From 2014 to 2018, the proportion of Norwegian university and college students who had ever tried illicit drugs increased, from 30.8% to 36.7% among males and from 17.5% to 24.0% among females. Cannabis was the most commonly used drug in the past year (15.2%), followed by MDMA (4.0%), cocaine (3.0%), and LSD/psilocybin (2.1%). Illicit drug use rose with age, peaking between ages 23 and 28, and was higher among males than females. Use also varied by geographic region, with the highest rates in the Oslo area. The findings point to a need for addressing illicit drug use in this population.

Psychedelic discourses: A qualitative study of discussions in a Danish online forum

International Journal of Drug Policy January 19, 2023 Søren Holm, Margit Anne Petersen, Oskar Enghoff et al. 18 citations

In a Danish online forum, users discuss psychedelic substances through five dominant frameworks: recreational, therapeutic, spiritual, scientific, and performance discourses. Analysis of 1,865 posts from 154 threads revealed that participants draw on and reproduce these shared frameworks when describing and negotiating their understandings and uses of psychedelics. The findings underscore the importance of a nuanced approach to user perceptions, suggesting that drug policy and practice should account for significant variation in motives and modalities of psychedelic use.

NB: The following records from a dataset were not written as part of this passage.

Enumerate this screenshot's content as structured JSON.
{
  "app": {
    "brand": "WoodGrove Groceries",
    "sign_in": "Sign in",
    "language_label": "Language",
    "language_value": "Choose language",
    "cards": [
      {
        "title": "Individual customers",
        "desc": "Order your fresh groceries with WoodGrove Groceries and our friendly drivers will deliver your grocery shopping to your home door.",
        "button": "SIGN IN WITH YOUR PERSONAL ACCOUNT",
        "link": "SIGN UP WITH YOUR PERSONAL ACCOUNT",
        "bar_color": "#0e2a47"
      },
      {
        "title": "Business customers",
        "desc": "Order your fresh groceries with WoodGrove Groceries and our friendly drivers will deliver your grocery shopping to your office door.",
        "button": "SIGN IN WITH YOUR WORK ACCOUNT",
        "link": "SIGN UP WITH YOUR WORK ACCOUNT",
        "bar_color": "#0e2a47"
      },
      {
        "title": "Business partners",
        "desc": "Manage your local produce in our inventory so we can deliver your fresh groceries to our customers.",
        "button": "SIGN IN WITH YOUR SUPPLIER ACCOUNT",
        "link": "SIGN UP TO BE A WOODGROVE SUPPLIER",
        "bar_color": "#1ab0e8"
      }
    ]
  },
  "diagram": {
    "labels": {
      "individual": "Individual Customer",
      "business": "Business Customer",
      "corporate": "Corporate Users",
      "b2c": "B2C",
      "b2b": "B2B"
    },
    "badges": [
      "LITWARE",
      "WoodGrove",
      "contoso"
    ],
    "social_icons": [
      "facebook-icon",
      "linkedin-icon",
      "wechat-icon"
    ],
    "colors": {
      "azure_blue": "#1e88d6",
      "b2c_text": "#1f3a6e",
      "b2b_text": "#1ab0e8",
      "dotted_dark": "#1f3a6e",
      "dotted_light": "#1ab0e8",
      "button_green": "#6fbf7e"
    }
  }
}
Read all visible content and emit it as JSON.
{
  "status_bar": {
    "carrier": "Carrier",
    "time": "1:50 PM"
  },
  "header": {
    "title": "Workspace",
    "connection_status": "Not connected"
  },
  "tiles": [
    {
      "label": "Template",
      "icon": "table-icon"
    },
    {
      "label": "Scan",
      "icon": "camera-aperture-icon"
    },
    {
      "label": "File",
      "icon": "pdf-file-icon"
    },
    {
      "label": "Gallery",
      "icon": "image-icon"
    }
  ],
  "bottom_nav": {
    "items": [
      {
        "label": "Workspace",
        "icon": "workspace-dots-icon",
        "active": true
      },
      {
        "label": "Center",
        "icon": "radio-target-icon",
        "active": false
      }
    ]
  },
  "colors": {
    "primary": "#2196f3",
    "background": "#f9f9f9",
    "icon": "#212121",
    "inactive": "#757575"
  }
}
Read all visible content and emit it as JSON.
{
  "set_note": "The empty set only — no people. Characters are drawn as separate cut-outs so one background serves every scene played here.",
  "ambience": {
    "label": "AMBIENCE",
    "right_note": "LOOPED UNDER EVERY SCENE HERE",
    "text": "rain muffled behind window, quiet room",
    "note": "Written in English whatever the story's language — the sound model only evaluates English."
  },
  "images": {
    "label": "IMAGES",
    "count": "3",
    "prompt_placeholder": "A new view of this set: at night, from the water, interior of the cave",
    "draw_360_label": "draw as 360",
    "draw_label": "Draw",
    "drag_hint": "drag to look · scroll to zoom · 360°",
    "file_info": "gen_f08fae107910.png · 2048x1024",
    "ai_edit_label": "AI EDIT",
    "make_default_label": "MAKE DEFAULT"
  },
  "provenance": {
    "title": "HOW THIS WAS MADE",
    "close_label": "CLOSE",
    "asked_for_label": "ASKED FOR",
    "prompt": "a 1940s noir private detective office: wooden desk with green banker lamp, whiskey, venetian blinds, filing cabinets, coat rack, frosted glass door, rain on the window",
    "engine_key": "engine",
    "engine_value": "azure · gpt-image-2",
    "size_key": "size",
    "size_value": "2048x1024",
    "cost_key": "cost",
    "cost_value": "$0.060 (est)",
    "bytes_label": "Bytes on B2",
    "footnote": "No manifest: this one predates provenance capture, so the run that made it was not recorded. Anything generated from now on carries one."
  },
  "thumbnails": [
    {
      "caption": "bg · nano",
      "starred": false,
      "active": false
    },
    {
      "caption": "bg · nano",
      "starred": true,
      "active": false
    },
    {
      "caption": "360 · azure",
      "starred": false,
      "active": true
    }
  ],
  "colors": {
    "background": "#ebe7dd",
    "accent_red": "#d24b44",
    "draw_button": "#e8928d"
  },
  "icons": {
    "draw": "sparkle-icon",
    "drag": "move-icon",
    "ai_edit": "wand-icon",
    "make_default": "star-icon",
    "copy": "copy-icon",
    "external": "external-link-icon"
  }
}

Turning online to tune in: Psychedelic information seeking in an era of renewed psychedelic curiosity

Journal of Psychedelic Studies May 16, 2025 Oskar Enghoff, Margit Anne Petersen, Søren Holm et al.

People who have used psychedelics, whether therapeutically or non-therapeutically, and those who have never used them all strongly prefer online sources for information about psychedelics. Different groups show distinct patterns in where they get information and what types of content they access, indicating varied online social learning environments for consumption practices. Online content influences both current and potential future use, even as public attention increasingly focuses on psychedelic therapy. Public health institutions could use these online channels to engage with the psychedelic resurgence.